Hoarding parents are often ashamed or embarrassed by their behavior and may feel that no one understands what they’re going through. While this is understandable, you can be instrumental in helping them get organized and regain control of their lives. People hoard for many different reasons, but it’s important to maintain patience and empathy as you work with them.
It is easy to assume that we know exactly how our parents have been feeling over the years. However, when dealing with someone who has experienced trauma, these feelings can be extremely complicated and hard to understand. Sometimes, a person needs a little time to find themselves again. It is also important to remember that while you may not always understand where they are coming from, your parents do. Try to keep an open mind. If you don’t, you may miss out on valuable insights about the situation that would be helpful to them.
Don’t Judge the Situation
Another way of how to help hoarding parents is not to judge the situation. When dealing with a parent who hoards, making assumptions about what went wrong in their life is often tempting. It might seem obvious that if something bad happens, they should continue holding onto possessions that remind them of those events. It could also mean that they were abused, neglected, or traumatized. However, just because you think it is true doesn’t mean it is. It may be possible that things haven’t gone that way at all. If you only see what looks like evidence of trouble in somebody’s past, there is a chance that you may overlook some very positive influences. You never want to put yourself in a position where you might inadvertently hurt someone, so it’s best to avoid making judgments until you’ve considered everything.
Another way of how to help hoarding parents is to express concern. One of the most important things you can say to your parents is, “I’m here if you need me.” Whenever you offer to visit or call, take a moment to express your thoughts. This will let them know that you care and allow you to ask questions. Make sure you speak slowly and clearly and use words they will understand. For example, instead of saying, “You really shouldn’t be doing this,” try using something like, “We need to talk” or “Let’s sit down together.”

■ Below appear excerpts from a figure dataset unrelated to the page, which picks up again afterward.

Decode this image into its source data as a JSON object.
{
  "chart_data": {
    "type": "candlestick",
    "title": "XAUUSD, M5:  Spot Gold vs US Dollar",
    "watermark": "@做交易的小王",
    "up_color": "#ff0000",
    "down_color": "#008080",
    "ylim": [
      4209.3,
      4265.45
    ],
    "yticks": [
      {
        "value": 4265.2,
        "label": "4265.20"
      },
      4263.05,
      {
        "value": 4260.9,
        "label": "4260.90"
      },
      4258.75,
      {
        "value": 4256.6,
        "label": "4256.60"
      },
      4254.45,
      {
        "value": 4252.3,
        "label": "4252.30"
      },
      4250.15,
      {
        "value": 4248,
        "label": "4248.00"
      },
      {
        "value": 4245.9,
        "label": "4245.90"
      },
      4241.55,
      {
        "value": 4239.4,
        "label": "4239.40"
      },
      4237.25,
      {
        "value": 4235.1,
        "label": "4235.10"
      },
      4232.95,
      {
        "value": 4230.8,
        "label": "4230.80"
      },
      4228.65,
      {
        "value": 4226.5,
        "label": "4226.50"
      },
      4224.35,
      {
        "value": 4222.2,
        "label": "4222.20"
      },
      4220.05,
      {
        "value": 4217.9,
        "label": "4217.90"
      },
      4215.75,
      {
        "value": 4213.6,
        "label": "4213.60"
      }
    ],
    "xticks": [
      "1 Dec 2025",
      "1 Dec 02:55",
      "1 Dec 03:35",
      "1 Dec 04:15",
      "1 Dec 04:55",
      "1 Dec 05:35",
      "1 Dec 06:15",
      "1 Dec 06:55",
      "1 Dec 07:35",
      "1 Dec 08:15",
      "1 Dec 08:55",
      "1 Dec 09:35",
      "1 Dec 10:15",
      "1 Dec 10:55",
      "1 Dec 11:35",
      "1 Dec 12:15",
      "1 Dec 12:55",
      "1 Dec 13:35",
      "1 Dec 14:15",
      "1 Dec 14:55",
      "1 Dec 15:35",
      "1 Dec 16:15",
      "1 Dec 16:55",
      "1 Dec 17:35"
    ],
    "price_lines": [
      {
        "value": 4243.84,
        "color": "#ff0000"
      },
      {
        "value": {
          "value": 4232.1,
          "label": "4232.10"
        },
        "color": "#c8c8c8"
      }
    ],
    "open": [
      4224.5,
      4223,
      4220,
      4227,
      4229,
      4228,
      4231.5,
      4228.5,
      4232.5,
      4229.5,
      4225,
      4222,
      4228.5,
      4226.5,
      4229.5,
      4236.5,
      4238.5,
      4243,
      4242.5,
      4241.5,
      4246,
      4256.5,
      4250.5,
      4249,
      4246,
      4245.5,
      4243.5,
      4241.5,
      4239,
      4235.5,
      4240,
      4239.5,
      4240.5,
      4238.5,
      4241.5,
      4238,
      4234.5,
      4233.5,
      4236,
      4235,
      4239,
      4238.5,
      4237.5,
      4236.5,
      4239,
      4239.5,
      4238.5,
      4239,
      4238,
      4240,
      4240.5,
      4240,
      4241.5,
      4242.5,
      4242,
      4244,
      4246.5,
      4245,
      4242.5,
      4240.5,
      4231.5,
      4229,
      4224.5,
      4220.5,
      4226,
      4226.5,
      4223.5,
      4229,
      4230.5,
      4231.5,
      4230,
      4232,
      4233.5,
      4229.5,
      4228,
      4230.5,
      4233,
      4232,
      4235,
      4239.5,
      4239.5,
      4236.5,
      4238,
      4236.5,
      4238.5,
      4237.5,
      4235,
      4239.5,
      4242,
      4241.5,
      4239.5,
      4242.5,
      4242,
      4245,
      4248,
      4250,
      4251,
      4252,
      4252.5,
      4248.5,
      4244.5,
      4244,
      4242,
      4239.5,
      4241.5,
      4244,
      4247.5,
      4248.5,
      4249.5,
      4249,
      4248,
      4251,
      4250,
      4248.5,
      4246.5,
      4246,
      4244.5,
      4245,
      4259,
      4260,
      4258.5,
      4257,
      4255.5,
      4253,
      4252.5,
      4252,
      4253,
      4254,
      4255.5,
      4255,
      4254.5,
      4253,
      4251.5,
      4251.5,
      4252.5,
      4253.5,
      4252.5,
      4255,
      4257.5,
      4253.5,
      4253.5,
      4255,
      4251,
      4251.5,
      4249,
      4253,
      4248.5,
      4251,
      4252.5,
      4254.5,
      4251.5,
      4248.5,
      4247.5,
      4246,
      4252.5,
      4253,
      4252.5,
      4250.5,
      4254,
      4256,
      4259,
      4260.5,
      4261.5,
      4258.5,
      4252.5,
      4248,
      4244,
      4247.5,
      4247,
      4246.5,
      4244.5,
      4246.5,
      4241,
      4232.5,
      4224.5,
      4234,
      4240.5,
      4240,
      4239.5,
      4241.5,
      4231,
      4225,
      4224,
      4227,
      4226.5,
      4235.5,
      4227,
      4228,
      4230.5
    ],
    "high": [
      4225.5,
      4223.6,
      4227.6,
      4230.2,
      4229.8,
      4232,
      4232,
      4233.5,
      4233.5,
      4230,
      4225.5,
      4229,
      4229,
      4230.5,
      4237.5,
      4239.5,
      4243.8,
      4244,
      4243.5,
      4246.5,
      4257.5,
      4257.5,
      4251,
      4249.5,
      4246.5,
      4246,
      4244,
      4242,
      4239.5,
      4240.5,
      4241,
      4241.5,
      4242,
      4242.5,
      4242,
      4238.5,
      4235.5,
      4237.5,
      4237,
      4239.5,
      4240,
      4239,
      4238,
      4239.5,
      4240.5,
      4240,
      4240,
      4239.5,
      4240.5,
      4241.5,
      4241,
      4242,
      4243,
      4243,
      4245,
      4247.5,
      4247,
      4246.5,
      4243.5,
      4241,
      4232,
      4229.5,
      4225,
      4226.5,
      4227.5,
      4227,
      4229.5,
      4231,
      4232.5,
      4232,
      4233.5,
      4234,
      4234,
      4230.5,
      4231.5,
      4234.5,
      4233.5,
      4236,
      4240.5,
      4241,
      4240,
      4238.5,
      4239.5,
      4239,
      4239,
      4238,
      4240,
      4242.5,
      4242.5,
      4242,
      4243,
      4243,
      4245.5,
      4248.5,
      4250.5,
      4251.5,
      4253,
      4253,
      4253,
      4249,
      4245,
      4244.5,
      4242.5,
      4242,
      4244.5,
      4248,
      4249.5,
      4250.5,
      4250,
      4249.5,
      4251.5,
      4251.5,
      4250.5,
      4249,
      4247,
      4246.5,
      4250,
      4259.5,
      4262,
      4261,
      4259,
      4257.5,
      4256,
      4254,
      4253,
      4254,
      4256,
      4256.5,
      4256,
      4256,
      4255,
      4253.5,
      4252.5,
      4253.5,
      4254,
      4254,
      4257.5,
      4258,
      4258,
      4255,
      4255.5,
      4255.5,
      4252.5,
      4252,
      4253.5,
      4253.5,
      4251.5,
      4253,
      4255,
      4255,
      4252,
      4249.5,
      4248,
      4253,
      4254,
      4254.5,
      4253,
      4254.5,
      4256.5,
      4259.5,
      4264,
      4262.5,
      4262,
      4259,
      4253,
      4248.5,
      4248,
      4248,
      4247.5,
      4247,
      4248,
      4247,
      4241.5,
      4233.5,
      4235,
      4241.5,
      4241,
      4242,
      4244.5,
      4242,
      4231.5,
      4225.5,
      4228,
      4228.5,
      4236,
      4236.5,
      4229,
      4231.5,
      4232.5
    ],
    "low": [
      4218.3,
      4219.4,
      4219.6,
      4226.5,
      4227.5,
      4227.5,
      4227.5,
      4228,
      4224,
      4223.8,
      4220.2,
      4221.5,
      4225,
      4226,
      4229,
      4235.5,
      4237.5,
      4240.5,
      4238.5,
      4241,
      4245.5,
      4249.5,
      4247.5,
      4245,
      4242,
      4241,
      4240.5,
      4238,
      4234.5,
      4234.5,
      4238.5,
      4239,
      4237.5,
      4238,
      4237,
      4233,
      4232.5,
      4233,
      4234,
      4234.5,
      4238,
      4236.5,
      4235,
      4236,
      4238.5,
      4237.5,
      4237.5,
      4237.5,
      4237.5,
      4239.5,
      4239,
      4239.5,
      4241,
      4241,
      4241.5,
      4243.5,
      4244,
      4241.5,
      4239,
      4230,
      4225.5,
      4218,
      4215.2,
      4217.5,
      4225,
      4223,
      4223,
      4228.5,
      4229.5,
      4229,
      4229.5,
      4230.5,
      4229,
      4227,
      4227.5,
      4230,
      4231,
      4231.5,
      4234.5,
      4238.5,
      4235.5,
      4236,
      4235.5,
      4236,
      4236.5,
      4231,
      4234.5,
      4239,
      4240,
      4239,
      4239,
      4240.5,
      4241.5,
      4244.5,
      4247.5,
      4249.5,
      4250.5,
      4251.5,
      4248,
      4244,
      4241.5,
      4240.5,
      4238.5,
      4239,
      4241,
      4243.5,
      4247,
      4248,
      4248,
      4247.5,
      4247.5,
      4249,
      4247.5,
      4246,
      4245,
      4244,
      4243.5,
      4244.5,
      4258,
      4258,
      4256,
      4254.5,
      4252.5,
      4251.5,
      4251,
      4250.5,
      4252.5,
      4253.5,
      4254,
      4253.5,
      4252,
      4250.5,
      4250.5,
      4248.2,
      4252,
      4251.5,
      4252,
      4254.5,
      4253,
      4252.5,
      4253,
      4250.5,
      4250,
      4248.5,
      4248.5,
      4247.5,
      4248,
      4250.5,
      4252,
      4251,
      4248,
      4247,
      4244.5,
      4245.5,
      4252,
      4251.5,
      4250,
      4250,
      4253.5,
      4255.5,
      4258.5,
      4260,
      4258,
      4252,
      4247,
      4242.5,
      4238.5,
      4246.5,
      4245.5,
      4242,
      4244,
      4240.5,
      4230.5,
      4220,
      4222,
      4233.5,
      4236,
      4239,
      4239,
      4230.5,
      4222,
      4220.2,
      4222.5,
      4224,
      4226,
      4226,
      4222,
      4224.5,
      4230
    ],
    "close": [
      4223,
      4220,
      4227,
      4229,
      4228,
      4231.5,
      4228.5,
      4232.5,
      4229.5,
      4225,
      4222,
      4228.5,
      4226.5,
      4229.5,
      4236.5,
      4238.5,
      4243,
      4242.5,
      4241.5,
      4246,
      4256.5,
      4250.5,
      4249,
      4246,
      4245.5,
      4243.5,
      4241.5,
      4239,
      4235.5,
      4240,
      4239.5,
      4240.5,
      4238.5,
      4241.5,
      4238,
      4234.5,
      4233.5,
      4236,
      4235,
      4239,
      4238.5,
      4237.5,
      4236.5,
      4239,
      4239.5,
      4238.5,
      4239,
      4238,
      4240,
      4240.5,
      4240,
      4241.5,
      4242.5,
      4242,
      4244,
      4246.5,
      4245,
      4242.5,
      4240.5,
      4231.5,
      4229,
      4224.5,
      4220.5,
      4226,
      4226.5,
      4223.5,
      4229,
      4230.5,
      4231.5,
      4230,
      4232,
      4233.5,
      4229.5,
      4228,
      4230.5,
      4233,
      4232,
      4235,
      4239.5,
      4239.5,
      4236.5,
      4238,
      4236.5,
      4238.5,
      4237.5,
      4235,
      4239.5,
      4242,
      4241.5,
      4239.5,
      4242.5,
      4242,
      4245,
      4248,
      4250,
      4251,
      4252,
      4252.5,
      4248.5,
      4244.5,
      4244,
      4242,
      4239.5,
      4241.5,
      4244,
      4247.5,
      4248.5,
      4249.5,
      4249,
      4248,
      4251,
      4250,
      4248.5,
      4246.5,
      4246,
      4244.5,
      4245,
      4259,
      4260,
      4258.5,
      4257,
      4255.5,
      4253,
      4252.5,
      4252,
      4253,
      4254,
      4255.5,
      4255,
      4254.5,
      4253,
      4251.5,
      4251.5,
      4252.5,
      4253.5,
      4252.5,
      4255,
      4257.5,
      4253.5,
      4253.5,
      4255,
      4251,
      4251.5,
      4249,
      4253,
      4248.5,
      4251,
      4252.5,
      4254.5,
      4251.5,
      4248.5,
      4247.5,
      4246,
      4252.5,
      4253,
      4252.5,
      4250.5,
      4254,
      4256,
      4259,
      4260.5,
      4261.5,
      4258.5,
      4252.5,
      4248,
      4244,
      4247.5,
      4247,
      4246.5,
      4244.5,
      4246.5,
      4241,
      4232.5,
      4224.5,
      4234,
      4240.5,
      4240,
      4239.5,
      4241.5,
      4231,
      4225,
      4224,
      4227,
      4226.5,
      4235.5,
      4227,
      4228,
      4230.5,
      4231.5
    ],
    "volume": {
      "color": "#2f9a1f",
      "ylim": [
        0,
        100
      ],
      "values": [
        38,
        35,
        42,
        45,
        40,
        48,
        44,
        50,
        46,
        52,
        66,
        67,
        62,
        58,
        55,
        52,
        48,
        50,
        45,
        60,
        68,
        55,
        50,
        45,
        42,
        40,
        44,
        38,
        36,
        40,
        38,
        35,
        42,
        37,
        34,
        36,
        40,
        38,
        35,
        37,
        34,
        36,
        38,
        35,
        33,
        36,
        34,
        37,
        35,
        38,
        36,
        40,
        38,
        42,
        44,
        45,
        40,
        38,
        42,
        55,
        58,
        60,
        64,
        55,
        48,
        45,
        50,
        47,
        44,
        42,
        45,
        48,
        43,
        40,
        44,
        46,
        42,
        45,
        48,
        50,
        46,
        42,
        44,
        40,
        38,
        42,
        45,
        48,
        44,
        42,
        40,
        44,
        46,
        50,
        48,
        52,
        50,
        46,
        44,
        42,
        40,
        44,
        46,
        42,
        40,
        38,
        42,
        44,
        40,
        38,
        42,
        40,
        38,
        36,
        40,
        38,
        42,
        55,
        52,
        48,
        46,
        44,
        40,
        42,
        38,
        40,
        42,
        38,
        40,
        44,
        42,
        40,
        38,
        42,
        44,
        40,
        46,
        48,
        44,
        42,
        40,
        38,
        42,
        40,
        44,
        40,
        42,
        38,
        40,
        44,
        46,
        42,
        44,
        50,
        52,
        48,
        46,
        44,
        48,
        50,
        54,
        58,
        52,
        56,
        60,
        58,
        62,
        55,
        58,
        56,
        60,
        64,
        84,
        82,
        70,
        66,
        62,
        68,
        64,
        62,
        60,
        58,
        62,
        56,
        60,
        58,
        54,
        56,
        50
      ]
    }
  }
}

Offer to Help Them Recover.
Another way of how to help hoarding parents is to offer to help them recover. If you notice that your parents are having difficulty cleaning up after themselves or organizing clutter that seems excessive, it is probably safe to suggest that they hire outside help. Often, hoarders start to feel overwhelmed and disorganized due to physical limitations related to their health or age. By hiring a professional cleaner or organizer to come into their house and provide assistance, they can focus on returning to their normal routine rather than worrying about keeping track of everything. It will allow them to concentrate on other aspects of their lives without being pulled away from the task.
Hire a Cleaning Company.
While it is certainly good to be sympathetic towards your parents, it can sometimes become difficult to maintain perspective when dealing with people who hoard. When dealing with a hoarder, you may feel tempted to interfere with their behavior. If you keep tabs on their progress, working with a hoarding cleaning services company might benefit you to help your family stay organized. A cleaning crew can go through the house easily, providing your parents with the necessary support they’ll need to get started in their recovery process. They can even bring in new furniture and appliances and move items around to ensure that your space stays neat and orderly.
When dealing with hoarders, it’s easy to say “enough already,” but patience is key when helping someone with a problem like hoarding. You must understand that no matter how many times you ask for help or how many resources you provide, hoarding doesn’t just disappear.